According to standard ACMG guidelines, the rule for BS4 is: "Lack of segregation in affected family members". The evidence for this variant shows: no segregation data available. Therefore, this criterion is not applied.

BP1

BP1 (Not Applied)

According to standard ACMG guidelines, the rule for BP1 is: "Missense variant in a gene where only truncating variants cause disease". The evidence for this variant shows: PHF6 has pathogenic missense variants; disease mechanism is not strictly truncating. Therefore, this criterion is not applied.

BP2

BP2 (Not Applied)

According to standard ACMG guidelines, the rule for BP2 is: "Observed in trans with a pathogenic variant for dominant disorders". The evidence for this variant shows: no phasing data. Therefore, this criterion is not applied.

BP3

BP3 (Not Applied)

According to standard ACMG guidelines, the rule for BP3 is: "In-frame deletions/insertions in a repetitive region". The evidence for this variant shows: this is a missense change. Therefore, this criterion is not applied.

BP4

BP4 (Supporting)

According to standard ACMG guidelines, the rule for BP4 is: "Multiple lines of computational evidence suggest no impact on gene or gene product". The evidence for this variant shows: computational tools (CADD, PolyPhen-2, REVEL) predict benign impact and SpliceAI score is below significance.

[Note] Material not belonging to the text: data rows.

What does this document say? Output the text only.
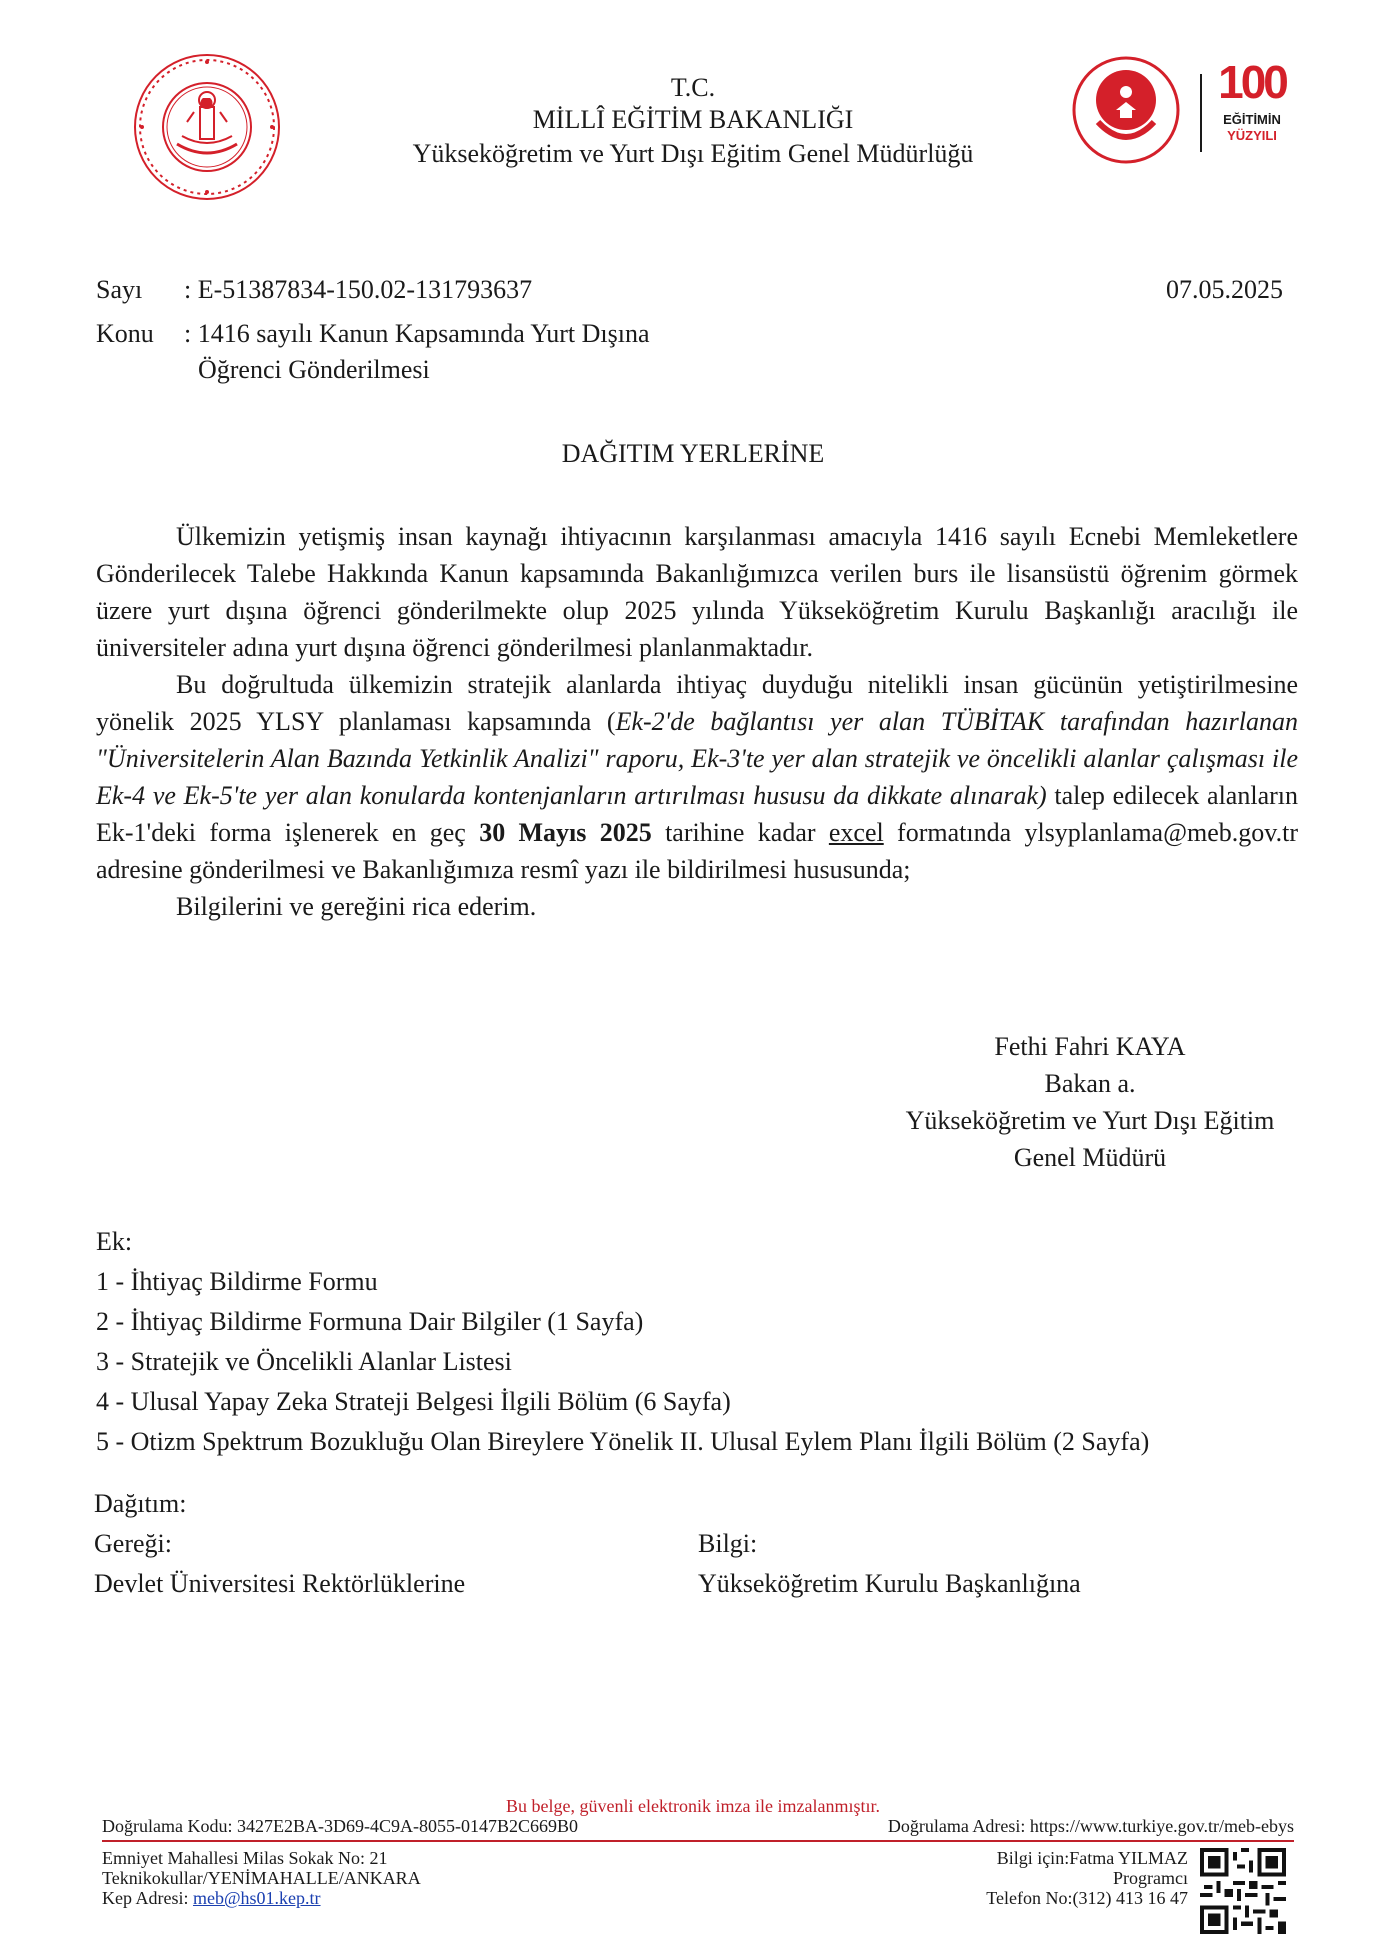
T.C.
MİLLÎ EĞİTİM BAKANLIĞI
Yükseköğretim ve Yurt Dışı Eğitim Genel Müdürlüğü
100
EĞİTİMİN
YÜZYILI
Sayı : E-51387834-150.02-131793637	07.05.2025
Konu : 1416 sayılı Kanun Kapsamında Yurt Dışına
Öğrenci Gönderilmesi
DAĞITIM YERLERİNE

Ülkemizin yetişmiş insan kaynağı ihtiyacının karşılanması amacıyla 1416 sayılı Ecnebi Memleketlere Gönderilecek Talebe Hakkında Kanun kapsamında Bakanlığımızca verilen burs ile lisansüstü öğrenim görmek üzere yurt dışına öğrenci gönderilmekte olup 2025 yılında Yükseköğretim Kurulu Başkanlığı aracılığı ile üniversiteler adına yurt dışına öğrenci gönderilmesi planlanmaktadır.

Bu doğrultuda ülkemizin stratejik alanlarda ihtiyaç duyduğu nitelikli insan gücünün yetiştirilmesine yönelik 2025 YLSY planlaması kapsamında (Ek-2'de bağlantısı yer alan TÜBİTAK tarafından hazırlanan "Üniversitelerin Alan Bazında Yetkinlik Analizi" raporu, Ek-3'te yer alan stratejik ve öncelikli alanlar çalışması ile Ek-4 ve Ek-5'te yer alan konularda kontenjanların artırılması hususu da dikkate alınarak) talep edilecek alanların Ek-1'deki forma işlenerek en geç 30 Mayıs 2025 tarihine kadar excel formatında ylsyplanlama@meb.gov.tr adresine gönderilmesi ve Bakanlığımıza resmî yazı ile bildirilmesi hususunda;

Bilgilerini ve gereğini rica ederim.

Fethi Fahri KAYA
Bakan a.
Yükseköğretim ve Yurt Dışı Eğitim
Genel Müdürü
Ek:
1 - İhtiyaç Bildirme Formu
2 - İhtiyaç Bildirme Formuna Dair Bilgiler (1 Sayfa)
3 - Stratejik ve Öncelikli Alanlar Listesi
4 - Ulusal Yapay Zeka Strateji Belgesi İlgili Bölüm (6 Sayfa)
5 - Otizm Spektrum Bozukluğu Olan Bireylere Yönelik II. Ulusal Eylem Planı İlgili Bölüm (2 Sayfa)
Dağıtım:
Gereği:
Devlet Üniversitesi Rektörlüklerine
Bilgi:
Yükseköğretim Kurulu Başkanlığına
Bu belge, güvenli elektronik imza ile imzalanmıştır.
Doğrulama Kodu: 3427E2BA-3D69-4C9A-8055-0147B2C669B0	Doğrulama Adresi: https://www.turkiye.gov.tr/meb-ebys
Emniyet Mahallesi Milas Sokak No: 21
Teknikokullar/YENİMAHALLE/ANKARA
Kep Adresi: meb@hs01.kep.tr
Bilgi için:Fatma YILMAZ
Programcı
Telefon No:(312) 413 16 47
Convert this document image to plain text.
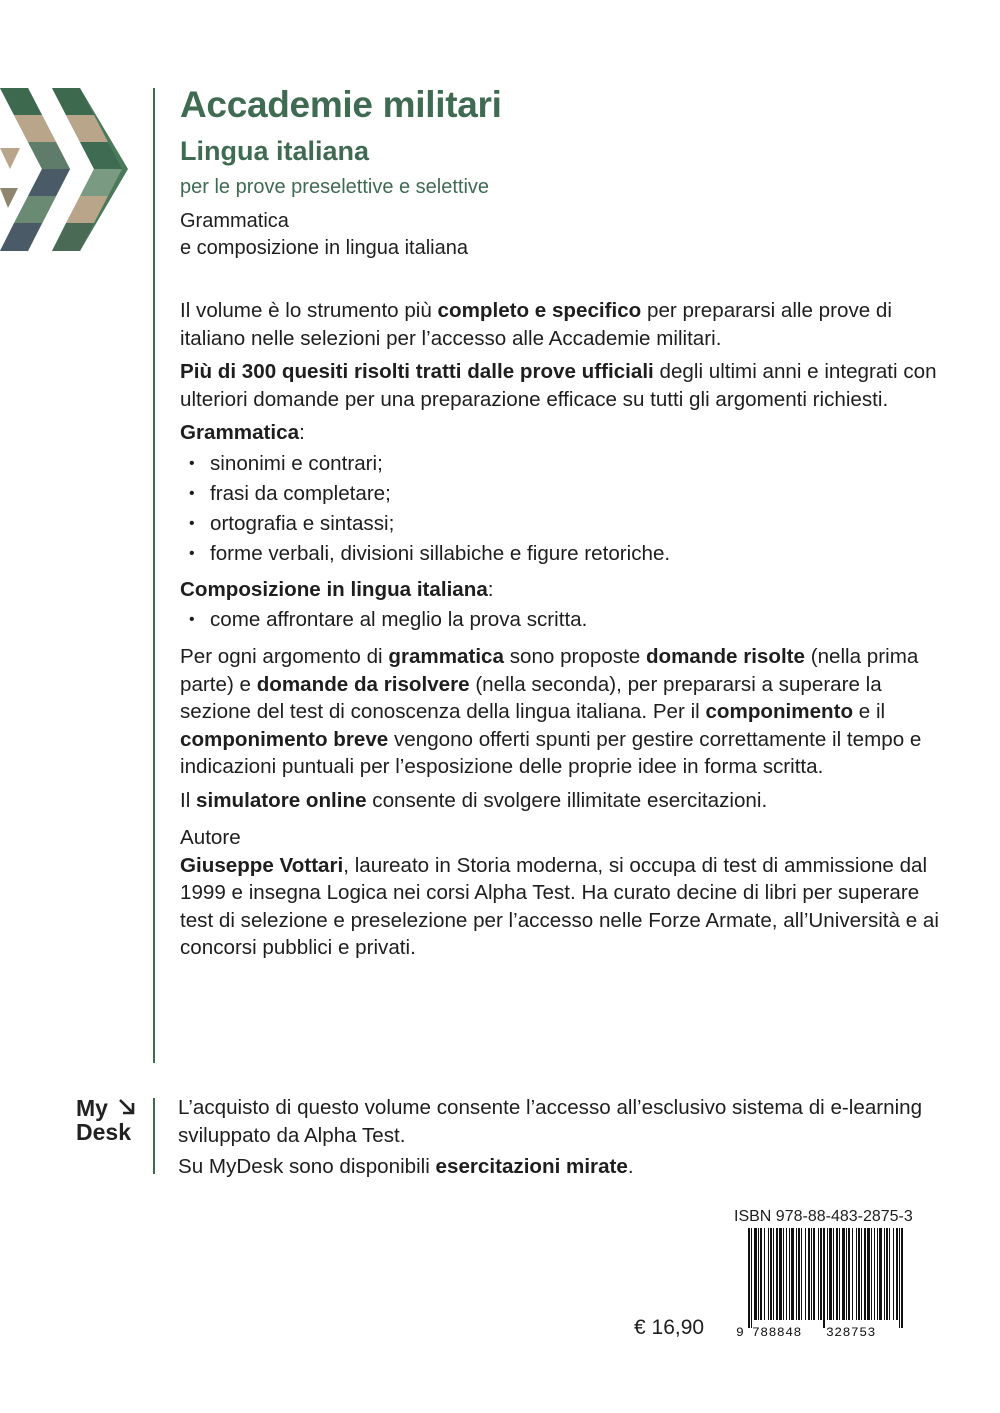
Accademie militari
Lingua italiana
per le prove preselettive e selettive
Grammatica
e composizione in lingua italiana

Il volume è lo strumento più completo e specifico per prepararsi alle prove di italiano nelle selezioni per l’accesso alle Accademie militari.

Più di 300 quesiti risolti tratti dalle prove ufficiali degli ultimi anni e integrati con ulteriori domande per una preparazione efficace su tutti gli argomenti richiesti.

Grammatica:

• sinonimi e contrari;
• frasi da completare;
• ortografia e sintassi;
• forme verbali, divisioni sillabiche e figure retoriche.

Composizione in lingua italiana:

• come affrontare al meglio la prova scritta.

Per ogni argomento di grammatica sono proposte domande risolte (nella prima parte) e domande da risolvere (nella seconda), per prepararsi a superare la sezione del test di conoscenza della lingua italiana. Per il componimento e il componimento breve vengono offerti spunti per gestire correttamente il tempo e indicazioni puntuali per l’esposizione delle proprie idee in forma scritta.

Il simulatore online consente di svolgere illimitate esercitazioni.

Autore

Giuseppe Vottari, laureato in Storia moderna, si occupa di test di ammissione dal 1999 e insegna Logica nei corsi Alpha Test. Ha curato decine di libri per superare test di selezione e preselezione per l’accesso nelle Forze Armate, all’Università e ai concorsi pubblici e privati.

My
Desk

L’acquisto di questo volume consente l’accesso all’esclusivo sistema di e-learning sviluppato da Alpha Test.

Su MyDesk sono disponibili esercitazioni mirate.

ISBN 978-88-483-2875-3
9 788848 328753
€ 16,90
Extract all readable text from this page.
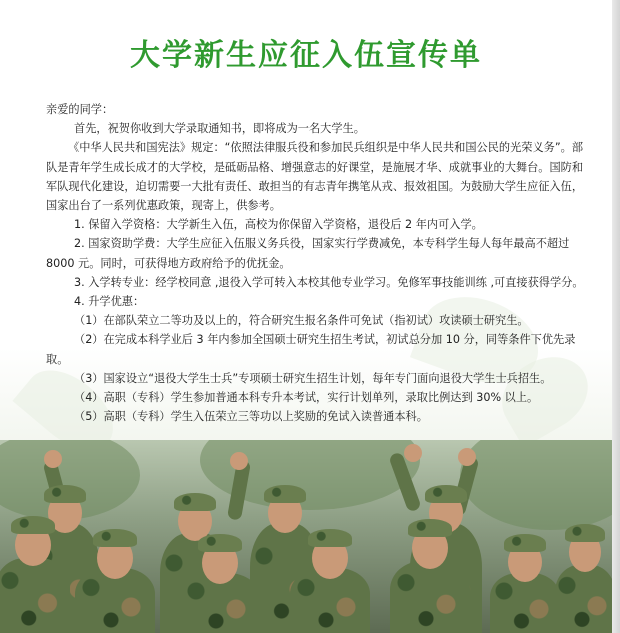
大学新生应征入伍宣传单

亲爱的同学：

首先，祝贺你收到大学录取通知书，即将成为一名大学生。

《中华人民共和国宪法》规定：“依照法律服兵役和参加民兵组织是中华人民共和国公民的光荣义务”。部队是青年学生成长成才的大学校，是砥砺品格、增强意志的好课堂，是施展才华、成就事业的大舞台。国防和军队现代化建设，迫切需要一大批有责任、敢担当的有志青年携笔从戎、报效祖国。为鼓励大学生应征入伍，国家出台了一系列优惠政策，现寄上，供参考。

1. 保留入学资格：大学新生入伍，高校为你保留入学资格，退役后 2 年内可入学。

2. 国家资助学费：大学生应征入伍服义务兵役，国家实行学费减免，本专科学生每人每年最高不超过 8000 元。同时，可获得地方政府给予的优抚金。

3. 入学转专业：经学校同意 ,退役入学可转入本校其他专业学习。免修军事技能训练 ,可直接获得学分。

4. 升学优惠：

（1）在部队荣立二等功及以上的，符合研究生报名条件可免试（指初试）攻读硕士研究生。

（2）在完成本科学业后 3 年内参加全国硕士研究生招生考试，初试总分加 10 分，同等条件下优先录取。

（3）国家设立“退役大学生士兵”专项硕士研究生招生计划，每年专门面向退役大学生士兵招生。

（4）高职（专科）学生参加普通本科专升本考试，实行计划单列，录取比例达到 30% 以上。

（5）高职（专科）学生入伍荣立三等功以上奖励的免试入读普通本科。
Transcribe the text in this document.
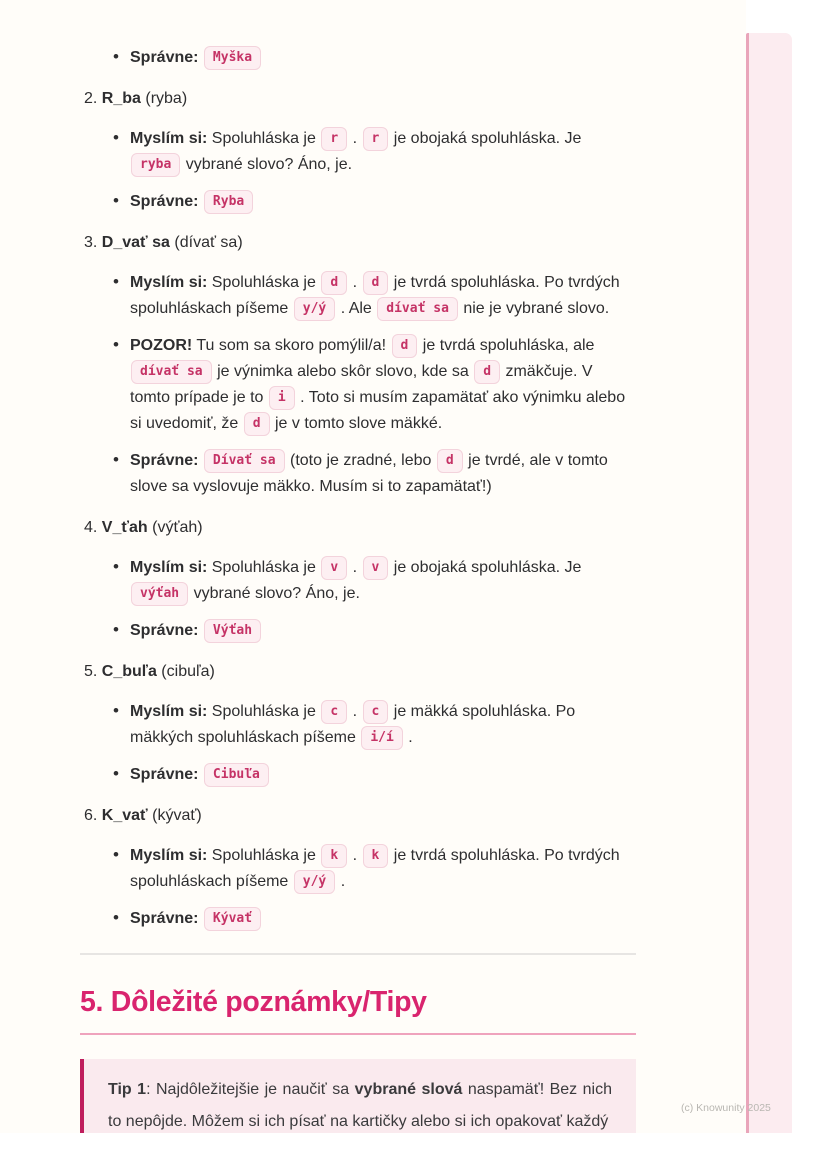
• Správne: Myška
2. R_ba (ryba)
• Myslím si: Spoluhláska je r . r je obojaká spoluhláska. Je ryba vybrané slovo? Áno, je.
• Správne: Ryba
3. D_vať sa (dívať sa)
• Myslím si: Spoluhláska je d . d je tvrdá spoluhláska. Po tvrdých spoluhláskach píšeme y/ý . Ale dívať sa nie je vybrané slovo.
• POZOR! Tu som sa skoro pomýlil/a! d je tvrdá spoluhláska, ale dívať sa je výnimka alebo skôr slovo, kde sa d zmäkčuje. V tomto prípade je to i . Toto si musím zapamätať ako výnimku alebo si uvedomiť, že d je v tomto slove mäkké.
• Správne: Dívať sa (toto je zradné, lebo d je tvrdé, ale v tomto slove sa vyslovuje mäkko. Musím si to zapamätať!)
4. V_ťah (výťah)
• Myslím si: Spoluhláska je v . v je obojaká spoluhláska. Je výťah vybrané slovo? Áno, je.
• Správne: Výťah
5. C_buľa (cibuľa)
• Myslím si: Spoluhláska je c . c je mäkká spoluhláska. Po mäkkých spoluhláskach píšeme i/í .
• Správne: Cibuľa
6. K_vať (kývať)
• Myslím si: Spoluhláska je k . k je tvrdá spoluhláska. Po tvrdých spoluhláskach píšeme y/ý .
• Správne: Kývať
5. Dôležité poznámky/Tipy
Tip 1: Najdôležitejšie je naučiť sa vybrané slová naspamäť! Bez nich to nepôjde. Môžem si ich písať na kartičky alebo si ich opakovať každý
(c) Knowunity 2025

Therefore, this criterion is applied at Supporting strength because multiple computational lines indicate no effect.

BP5

BP5 (Not Applied)

According to standard ACMG guidelines, the rule for BP5 is: "Variant found in a case with an alternate molecular basis for disease". The evidence for this variant shows: no information on alternate molecular basis. Therefore, this criterion is not applied.

BP6

BP6 (Not Applied)

According to standard ACMG guidelines, the rule for BP6 is: "Reputable source reports variant as benign, but without accessible evidence". The evidence for this variant shows: ClinVar reports VUS. Therefore, this criterion is not applied.

BP7

BP7 (Not Applied)

According to standard ACMG guidelines, the rule for BP7 is: "Synonymous variant with no predicted impact on splicing". The evidence for this variant shows: it is a missense change. Therefore, this criterion is not applied.